FIG. 3.

CKB interacts with HCV NS4A. (A) Structures of CKB constructs used in the present study. A full-length wild-type CKB without an epitope tag (CKB) or with an N-terminal HA tag (HA-CKB), HA-CKB with deletions (aa 1 to 357, aa 1 to 296, aa 1 to 247, aa 1 to 184, and aa 297 to 381 and del297-357), CKB mutant at the catalytic site, Cys-283 (CKB-C283S) or CKB-C283S lacking aa 297 to 357 (CKB-C283Sdel297-357) are shown. HA-CKB was coexpressed with FLAG-tagged versions of each NS protein of strain NIHJ1 (B) or with NS4A of strain JFH-1 (C) in 293T cells and immunoprecipitated (IP) with an anti-FLAG antibody. Immunoprecipitates were subjected to immunoblotting (IB) with anti-HA or anti-FLAG antibody. (D) Each CKB deletion mutant was coexpressed with FLAG-NS4A in 293T cells. Immunoprecipitates were analyzed by immunoblotting. Arrow, CKB; arrowhead, immunoglobulin heavy chain. (E) SGR-JFH1 cells were transfected with the expression plasmid for CKB-C283S, CKB-C283Sdel297-357 or empty vector. At 72 h posttransfection, HCV RNA levels and the expression of CKB and CKB-C283S were determined by real-time RT-PCR and immunoblotting with anti-HA antibody, respectively.
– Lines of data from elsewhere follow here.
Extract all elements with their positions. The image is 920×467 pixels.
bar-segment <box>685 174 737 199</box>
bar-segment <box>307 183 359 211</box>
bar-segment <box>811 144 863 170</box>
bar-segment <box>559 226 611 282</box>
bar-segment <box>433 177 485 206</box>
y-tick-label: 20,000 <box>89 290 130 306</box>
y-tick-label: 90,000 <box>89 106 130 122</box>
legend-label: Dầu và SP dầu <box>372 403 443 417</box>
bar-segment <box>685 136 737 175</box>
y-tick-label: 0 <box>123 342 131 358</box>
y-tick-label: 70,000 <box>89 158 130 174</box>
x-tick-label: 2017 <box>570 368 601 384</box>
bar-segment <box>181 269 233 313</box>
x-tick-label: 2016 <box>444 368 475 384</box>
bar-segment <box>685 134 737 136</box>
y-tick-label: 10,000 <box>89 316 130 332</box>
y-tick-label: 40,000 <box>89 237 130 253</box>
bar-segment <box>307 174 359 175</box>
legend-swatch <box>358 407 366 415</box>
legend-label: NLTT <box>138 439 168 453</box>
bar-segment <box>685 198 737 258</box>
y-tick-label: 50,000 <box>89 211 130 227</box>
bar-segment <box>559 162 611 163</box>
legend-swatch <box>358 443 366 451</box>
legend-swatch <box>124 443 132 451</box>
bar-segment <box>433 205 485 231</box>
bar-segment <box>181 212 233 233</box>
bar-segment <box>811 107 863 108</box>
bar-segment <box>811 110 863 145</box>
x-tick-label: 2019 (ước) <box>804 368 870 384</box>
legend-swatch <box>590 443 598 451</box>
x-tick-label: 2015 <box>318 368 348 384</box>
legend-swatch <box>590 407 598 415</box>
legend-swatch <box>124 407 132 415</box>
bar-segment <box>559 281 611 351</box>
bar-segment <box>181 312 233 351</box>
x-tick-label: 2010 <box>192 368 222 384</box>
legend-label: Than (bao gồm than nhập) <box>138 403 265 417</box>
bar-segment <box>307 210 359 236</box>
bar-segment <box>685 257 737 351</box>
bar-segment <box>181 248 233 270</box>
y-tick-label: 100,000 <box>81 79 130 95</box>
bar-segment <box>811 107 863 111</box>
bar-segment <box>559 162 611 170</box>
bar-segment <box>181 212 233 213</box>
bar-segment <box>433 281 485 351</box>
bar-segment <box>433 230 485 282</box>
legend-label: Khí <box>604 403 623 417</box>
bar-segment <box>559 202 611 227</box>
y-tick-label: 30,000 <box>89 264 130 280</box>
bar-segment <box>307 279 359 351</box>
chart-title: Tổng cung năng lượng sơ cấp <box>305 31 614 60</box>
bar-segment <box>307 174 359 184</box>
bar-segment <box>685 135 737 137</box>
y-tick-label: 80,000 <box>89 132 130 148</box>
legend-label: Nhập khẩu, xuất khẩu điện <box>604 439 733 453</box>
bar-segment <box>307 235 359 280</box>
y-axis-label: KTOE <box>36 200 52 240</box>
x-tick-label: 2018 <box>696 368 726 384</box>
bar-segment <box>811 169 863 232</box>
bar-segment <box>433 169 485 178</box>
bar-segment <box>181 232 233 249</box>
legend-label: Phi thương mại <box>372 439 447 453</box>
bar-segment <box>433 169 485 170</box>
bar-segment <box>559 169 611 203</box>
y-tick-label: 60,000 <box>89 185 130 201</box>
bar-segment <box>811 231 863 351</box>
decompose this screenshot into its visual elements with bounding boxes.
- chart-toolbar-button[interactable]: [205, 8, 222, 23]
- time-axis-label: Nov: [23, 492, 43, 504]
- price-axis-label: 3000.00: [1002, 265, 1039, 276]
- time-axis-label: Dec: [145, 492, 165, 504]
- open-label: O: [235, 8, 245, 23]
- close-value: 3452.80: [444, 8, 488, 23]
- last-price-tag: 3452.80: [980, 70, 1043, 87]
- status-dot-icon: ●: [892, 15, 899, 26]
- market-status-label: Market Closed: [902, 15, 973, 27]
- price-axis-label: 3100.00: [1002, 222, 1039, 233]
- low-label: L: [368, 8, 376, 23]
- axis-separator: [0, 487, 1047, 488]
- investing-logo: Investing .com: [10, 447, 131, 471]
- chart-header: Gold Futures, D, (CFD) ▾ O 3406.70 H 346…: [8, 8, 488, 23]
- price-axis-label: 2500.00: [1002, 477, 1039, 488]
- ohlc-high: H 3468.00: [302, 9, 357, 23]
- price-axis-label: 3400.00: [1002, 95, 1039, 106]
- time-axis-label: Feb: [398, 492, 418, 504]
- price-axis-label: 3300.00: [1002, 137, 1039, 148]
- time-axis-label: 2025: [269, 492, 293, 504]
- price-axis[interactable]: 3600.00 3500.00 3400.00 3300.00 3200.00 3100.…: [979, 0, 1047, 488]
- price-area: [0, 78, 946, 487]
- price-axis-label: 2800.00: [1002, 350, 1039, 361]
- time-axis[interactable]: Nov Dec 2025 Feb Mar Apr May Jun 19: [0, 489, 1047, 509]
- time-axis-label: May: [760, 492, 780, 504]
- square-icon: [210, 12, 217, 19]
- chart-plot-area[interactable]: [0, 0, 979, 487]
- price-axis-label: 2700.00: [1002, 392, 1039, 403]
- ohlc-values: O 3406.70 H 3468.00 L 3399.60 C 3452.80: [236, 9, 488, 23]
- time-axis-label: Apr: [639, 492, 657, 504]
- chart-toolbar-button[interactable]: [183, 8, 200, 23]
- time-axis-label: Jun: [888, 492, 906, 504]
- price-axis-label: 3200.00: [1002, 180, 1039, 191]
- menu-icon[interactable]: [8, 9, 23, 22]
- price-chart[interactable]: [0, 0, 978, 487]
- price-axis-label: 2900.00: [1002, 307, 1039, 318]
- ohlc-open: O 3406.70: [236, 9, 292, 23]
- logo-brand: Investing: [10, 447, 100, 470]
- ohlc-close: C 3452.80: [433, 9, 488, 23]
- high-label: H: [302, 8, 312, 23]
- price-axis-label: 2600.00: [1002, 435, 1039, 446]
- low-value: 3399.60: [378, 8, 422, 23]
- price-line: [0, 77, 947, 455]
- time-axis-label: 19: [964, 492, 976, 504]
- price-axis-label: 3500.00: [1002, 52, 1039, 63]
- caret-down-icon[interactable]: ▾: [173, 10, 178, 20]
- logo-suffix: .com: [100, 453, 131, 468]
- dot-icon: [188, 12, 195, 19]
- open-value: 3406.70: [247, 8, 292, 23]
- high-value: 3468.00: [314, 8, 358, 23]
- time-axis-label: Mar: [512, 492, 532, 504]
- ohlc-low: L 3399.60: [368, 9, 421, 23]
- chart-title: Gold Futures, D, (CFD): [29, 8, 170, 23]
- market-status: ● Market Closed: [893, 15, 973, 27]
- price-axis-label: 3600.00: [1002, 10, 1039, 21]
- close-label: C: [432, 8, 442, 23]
For HCV RNA quantitation, data are indicated as averages and standard deviations (n = 3). *, P < 0.05 against the empty vector control. (F) Structure of NS4A and NS4A constructs. FLAG-tagged NS4A (aa 1 to 54) or its truncated mutants (aa 1 to 20, aa 21 to 39, or aa 40 to 54) are shown. (G) Each NS4A deletion mutant was coexpressed with HA-CKB and analyzed as described above. (H) FLAG-NS4A was coexpressed with HA-NS3 or HA-NS3 and CKB, followed by immunoprecipitation with anti-FLAG antibody. Immunoprecipitates were analyzed by immunoblotting with anti-HA, anti-FLAG or anti-CKB antibody.